Dueling proteins give shape to plants
In an elegant choreography, plants take cues from their environment and channel them into forms: flowers, roots and branches. In a new paper published in Nature Communications, biologist Doris Wagner of the University of Pennsylvania and colleagues identified the behind-the-scenes machinations that go into arriving at these variations in plant architecture. The research is funded by the U.S. National Science Foundation.
Wagner and her team have been studying two key groups of proteins that influence plant form and timing of developmental transitions. Terminal Flower 1 (TLF1) proteins promote branch formation. When they are repressed, flowers grow. Flowering Locus T (FT) proteins, on the other hand, promote flowering in response to seasonal cues like day length. Strangely enough, the two proteins are almost identical.
"These two elements have significance galore," Wagner says. "In addition to flowering, they're involved in tuberization in potatoes, bulb formation in onions, tendril formation in grapes, growth cessation in trees, lots of things."
Manipulating these genes, some have argued, could lead to the next "green revolution," as one could theoretically "trick" a plant that normally only flowers in the long days of summer to flower quickly and thus produce fruit or seed in the short days of winter with a deft genetic edit of TFL1. Or, in an area with a longer growing season, a clever manipulation of growth architecture via FT could encourage increased branching and then a later, more abundant, flower and fruit development.
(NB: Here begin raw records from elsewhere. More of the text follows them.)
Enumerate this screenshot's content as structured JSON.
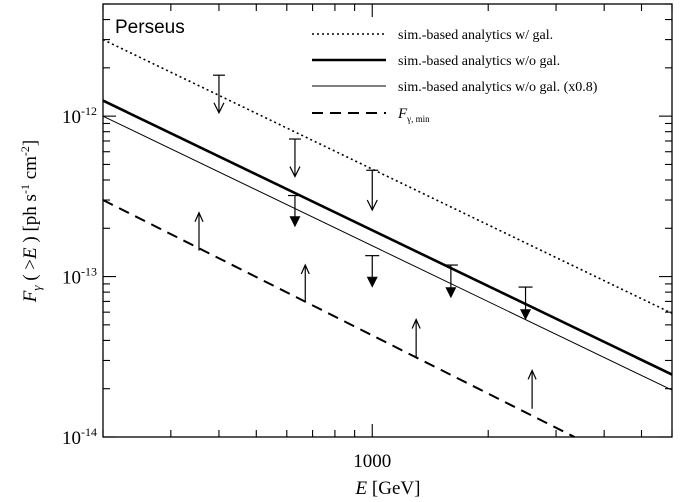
{
  "chart_data": {
    "type": "line",
    "title": "Perseus",
    "xlabel": "E [GeV]",
    "ylabel": "F_γ ( >E ) [ph s⁻¹ cm⁻²]",
    "xscale": "log",
    "yscale": "log",
    "xlim": [
      200,
      6000
    ],
    "ylim": [
      1e-14,
      5e-12
    ],
    "x_tick_labels": [
      {
        "value": 1000,
        "label": "1000"
      }
    ],
    "y_tick_labels": [
      {
        "value": 1e-14,
        "base": "10",
        "exp": "-14"
      },
      {
        "value": 1e-13,
        "base": "10",
        "exp": "-13"
      },
      {
        "value": 1e-12,
        "base": "10",
        "exp": "-12"
      }
    ],
    "legend_position": "top-right",
    "series": [
      {
        "name": "sim.-based analytics w/ gal.",
        "style": "dotted",
        "width": 1.6,
        "points": [
          [
            200,
            3e-12
          ],
          [
            6000,
            5.9e-14
          ]
        ]
      },
      {
        "name": "sim.-based analytics w/o gal.",
        "style": "solid",
        "width": 2.6,
        "points": [
          [
            200,
            1.25e-12
          ],
          [
            6000,
            2.45e-14
          ]
        ]
      },
      {
        "name": "sim.-based analytics w/o gal.  (x0.8)",
        "style": "solid",
        "width": 1.0,
        "points": [
          [
            200,
            1e-12
          ],
          [
            6000,
            1.96e-14
          ]
        ]
      },
      {
        "name": "F_γ, min",
        "style": "dashed",
        "width": 2.0,
        "points": [
          [
            200,
            3e-13
          ],
          [
            3350,
            1e-14
          ]
        ]
      }
    ],
    "upper_limits_open": [
      {
        "x": 400,
        "y": 1.8e-12,
        "to": 1.05e-12
      },
      {
        "x": 630,
        "y": 7.2e-13,
        "to": 4.2e-13
      },
      {
        "x": 1000,
        "y": 4.6e-13,
        "to": 2.6e-13
      }
    ],
    "upper_limits_filled": [
      {
        "x": 630,
        "y": 3.2e-13,
        "to": 2.05e-13
      },
      {
        "x": 1000,
        "y": 1.35e-13,
        "to": 8.6e-14
      },
      {
        "x": 1600,
        "y": 1.18e-13,
        "to": 7.4e-14
      },
      {
        "x": 2500,
        "y": 8.6e-14,
        "to": 5.4e-14
      }
    ],
    "lower_limits": [
      {
        "x": 355,
        "y": 1.45e-13,
        "to": 2.5e-13
      },
      {
        "x": 670,
        "y": 7e-14,
        "to": 1.18e-13
      },
      {
        "x": 1300,
        "y": 3.15e-14,
        "to": 5.4e-14
      },
      {
        "x": 2600,
        "y": 1.5e-14,
        "to": 2.6e-14
      }
    ]
  }
}
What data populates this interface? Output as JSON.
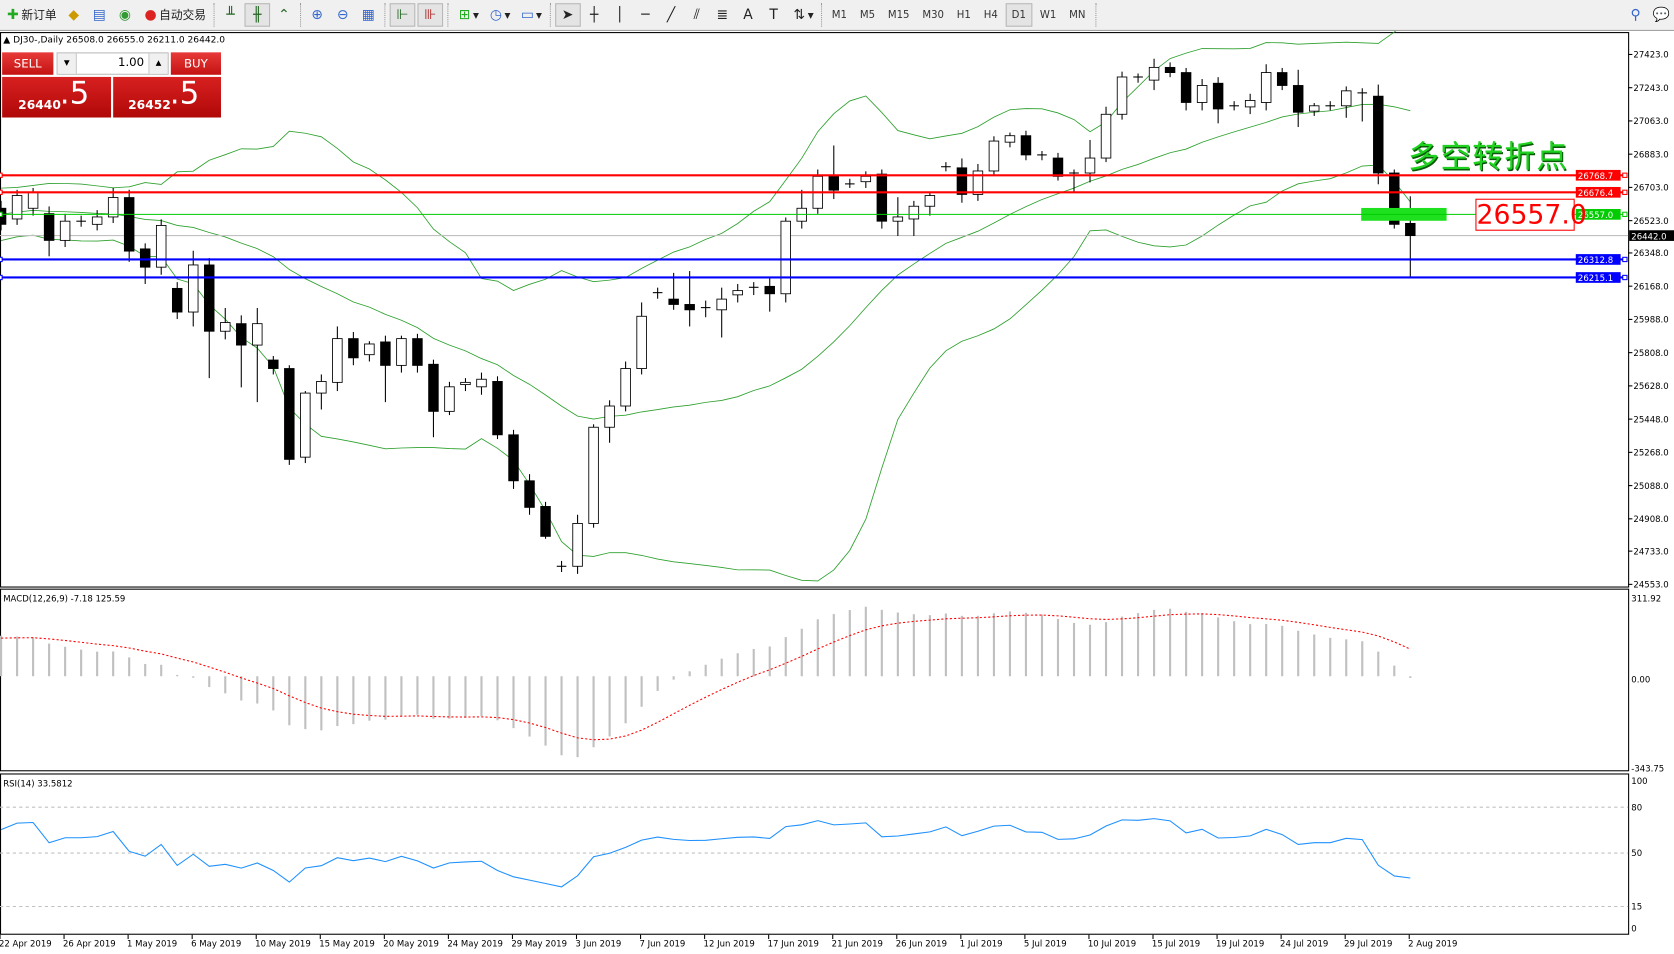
{
  "toolbar": {
    "new_order": "新订单",
    "auto_trading": "自动交易",
    "timeframes": [
      "M1",
      "M5",
      "M15",
      "M30",
      "H1",
      "H4",
      "D1",
      "W1",
      "MN"
    ],
    "active_timeframe": "D1"
  },
  "header": {
    "symbol_info": "DJ30-,Daily  26508.0 26655.0 26211.0 26442.0"
  },
  "trade_panel": {
    "sell_label": "SELL",
    "buy_label": "BUY",
    "lot": "1.00",
    "sell_big": "26440",
    "sell_small": ".5",
    "buy_big": "26452",
    "buy_small": ".5"
  },
  "annotation": {
    "text": "多空转折点",
    "price_box": "26557.0"
  },
  "colors": {
    "bull_body": "#ffffff",
    "bear_body": "#000000",
    "bands": "#2ca02c",
    "resistance": "#ff0000",
    "pivot": "#00cc00",
    "support": "#0000ff",
    "macd_hist": "#c0c0c0",
    "macd_signal": "#ff0000",
    "rsi": "#1e90ff"
  },
  "chart_data": [
    {
      "type": "candlestick",
      "title": "DJ30-,Daily",
      "indicator": "Bollinger Bands",
      "x": [
        "22 Apr 2019",
        "26 Apr 2019",
        "1 May 2019",
        "6 May 2019",
        "10 May 2019",
        "15 May 2019",
        "20 May 2019",
        "24 May 2019",
        "29 May 2019",
        "3 Jun 2019",
        "7 Jun 2019",
        "12 Jun 2019",
        "17 Jun 2019",
        "21 Jun 2019",
        "26 Jun 2019",
        "1 Jul 2019",
        "5 Jul 2019",
        "10 Jul 2019",
        "15 Jul 2019",
        "19 Jul 2019",
        "24 Jul 2019",
        "29 Jul 2019",
        "2 Aug 2019"
      ],
      "y_ticks": [
        "27423.0",
        "27243.0",
        "27063.0",
        "26883.0",
        "26703.0",
        "26523.0",
        "26348.0",
        "26168.0",
        "25988.0",
        "25808.0",
        "25628.0",
        "25448.0",
        "25268.0",
        "25088.0",
        "24908.0",
        "24733.0",
        "24553.0"
      ],
      "ylim": [
        24553,
        27423
      ],
      "ohlc": [
        [
          26590,
          26630,
          26470,
          26503
        ],
        [
          26532,
          26690,
          26500,
          26659
        ],
        [
          26590,
          26700,
          26550,
          26676
        ],
        [
          26561,
          26600,
          26330,
          26416
        ],
        [
          26416,
          26560,
          26380,
          26520
        ],
        [
          26515,
          26550,
          26490,
          26520
        ],
        [
          26503,
          26580,
          26470,
          26543
        ],
        [
          26543,
          26700,
          26510,
          26648
        ],
        [
          26648,
          26690,
          26300,
          26358
        ],
        [
          26370,
          26400,
          26180,
          26271
        ],
        [
          26271,
          26530,
          26230,
          26497
        ],
        [
          26156,
          26190,
          25990,
          26028
        ],
        [
          26028,
          26360,
          25950,
          26283
        ],
        [
          26283,
          26320,
          25670,
          25924
        ],
        [
          25924,
          26050,
          25880,
          25971
        ],
        [
          25965,
          26010,
          25620,
          25849
        ],
        [
          25849,
          26050,
          25540,
          25965
        ],
        [
          25768,
          25790,
          25690,
          25722
        ],
        [
          25722,
          25740,
          25200,
          25230
        ],
        [
          25242,
          25600,
          25210,
          25589
        ],
        [
          25589,
          25690,
          25500,
          25652
        ],
        [
          25647,
          25950,
          25600,
          25884
        ],
        [
          25884,
          25920,
          25740,
          25780
        ],
        [
          25797,
          25870,
          25760,
          25855
        ],
        [
          25866,
          25900,
          25540,
          25739
        ],
        [
          25739,
          25900,
          25700,
          25884
        ],
        [
          25884,
          25910,
          25700,
          25739
        ],
        [
          25745,
          25770,
          25350,
          25490
        ],
        [
          25490,
          25650,
          25470,
          25623
        ],
        [
          25635,
          25670,
          25600,
          25647
        ],
        [
          25623,
          25700,
          25580,
          25664
        ],
        [
          25652,
          25680,
          25340,
          25363
        ],
        [
          25363,
          25390,
          25070,
          25114
        ],
        [
          25114,
          25150,
          24930,
          24970
        ],
        [
          24975,
          25000,
          24800,
          24813
        ],
        [
          24651,
          24680,
          24620,
          24645
        ],
        [
          24651,
          24930,
          24610,
          24883
        ],
        [
          24883,
          25420,
          24860,
          25404
        ],
        [
          25404,
          25550,
          25320,
          25519
        ],
        [
          25519,
          25760,
          25490,
          25722
        ],
        [
          25722,
          26080,
          25690,
          26005
        ],
        [
          26127,
          26160,
          26100,
          26133
        ],
        [
          26098,
          26240,
          26040,
          26069
        ],
        [
          26069,
          26250,
          25950,
          26040
        ],
        [
          26052,
          26090,
          26000,
          26046
        ],
        [
          26040,
          26160,
          25890,
          26098
        ],
        [
          26121,
          26180,
          26080,
          26144
        ],
        [
          26162,
          26190,
          26120,
          26156
        ],
        [
          26167,
          26210,
          26030,
          26127
        ],
        [
          26127,
          26540,
          26080,
          26520
        ],
        [
          26520,
          26690,
          26480,
          26590
        ],
        [
          26590,
          26800,
          26560,
          26763
        ],
        [
          26763,
          26930,
          26640,
          26688
        ],
        [
          26722,
          26750,
          26700,
          26722
        ],
        [
          26734,
          26790,
          26700,
          26763
        ],
        [
          26775,
          26800,
          26480,
          26520
        ],
        [
          26520,
          26650,
          26440,
          26543
        ],
        [
          26532,
          26630,
          26440,
          26601
        ],
        [
          26601,
          26680,
          26550,
          26659
        ],
        [
          26815,
          26840,
          26790,
          26809
        ],
        [
          26809,
          26860,
          26620,
          26665
        ],
        [
          26665,
          26830,
          26630,
          26792
        ],
        [
          26792,
          26980,
          26770,
          26954
        ],
        [
          26948,
          27000,
          26920,
          26983
        ],
        [
          26983,
          27010,
          26850,
          26879
        ],
        [
          26879,
          26900,
          26850,
          26873
        ],
        [
          26862,
          26890,
          26740,
          26763
        ],
        [
          26781,
          26800,
          26680,
          26775
        ],
        [
          26781,
          26960,
          26730,
          26862
        ],
        [
          26862,
          27140,
          26840,
          27099
        ],
        [
          27099,
          27330,
          27070,
          27301
        ],
        [
          27301,
          27320,
          27270,
          27295
        ],
        [
          27284,
          27400,
          27230,
          27353
        ],
        [
          27353,
          27380,
          27300,
          27325
        ],
        [
          27325,
          27350,
          27120,
          27163
        ],
        [
          27163,
          27290,
          27120,
          27255
        ],
        [
          27267,
          27300,
          27050,
          27128
        ],
        [
          27145,
          27170,
          27120,
          27139
        ],
        [
          27139,
          27210,
          27100,
          27174
        ],
        [
          27163,
          27370,
          27120,
          27325
        ],
        [
          27325,
          27350,
          27230,
          27255
        ],
        [
          27255,
          27340,
          27030,
          27110
        ],
        [
          27116,
          27160,
          27090,
          27145
        ],
        [
          27145,
          27170,
          27120,
          27145
        ],
        [
          27145,
          27250,
          27080,
          27226
        ],
        [
          27215,
          27240,
          27060,
          27209
        ],
        [
          27197,
          27260,
          26720,
          26781
        ],
        [
          26781,
          26800,
          26480,
          26503
        ],
        [
          26508,
          26655,
          26211,
          26442
        ]
      ],
      "levels": [
        {
          "value": "26768.7",
          "color": "#ff0000"
        },
        {
          "value": "26676.4",
          "color": "#ff0000"
        },
        {
          "value": "26557.0",
          "color": "#00cc00"
        },
        {
          "value": "26312.8",
          "color": "#0000ff"
        },
        {
          "value": "26215.1",
          "color": "#0000ff"
        }
      ],
      "bid": "26442.0"
    },
    {
      "type": "bar+line",
      "title": "MACD(12,26,9) -7.18 125.59",
      "y_ticks": [
        "311.92",
        "0.00",
        "-343.75"
      ],
      "ylim": [
        -343.75,
        311.92
      ]
    },
    {
      "type": "line",
      "title": "RSI(14) 33.5812",
      "y_ticks": [
        "100",
        "80",
        "50",
        "15",
        "0"
      ],
      "ylim": [
        0,
        100
      ],
      "levels": [
        80,
        50,
        15
      ]
    }
  ]
}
Plants have already been bred to have reduced TFL1 activity. Tomato gardeners may know these as determinant plants, which set all their flowers at the same time, as opposed to the indeterminant variety, which continue to branch, flower and fruit over a period of months. Determinant plants make commercial agriculture more efficient, as fruits can be harvested in one go as opposed to repeated passes.
Wagner believes the findings have potential for applications in plant breeding and agriculture. "You can imagine locally adapting crops, maybe for a high-altitude site in the Himalayas or maybe a location in the far north where days are short," she says. "These elements could even play a role in solutions for climate change, in breeding plants that are specifically adapted for new conditions."
Adds Anne Sylvester, a program director in NSF's Division of Integrative Organismal Systems, "This discovery explains how key molecular components work together to fine-tune a plant's flowering responses -- a finding that offers solutions to designing plants that are more resilient to environmental change, with long-term effects on the bioeconomy."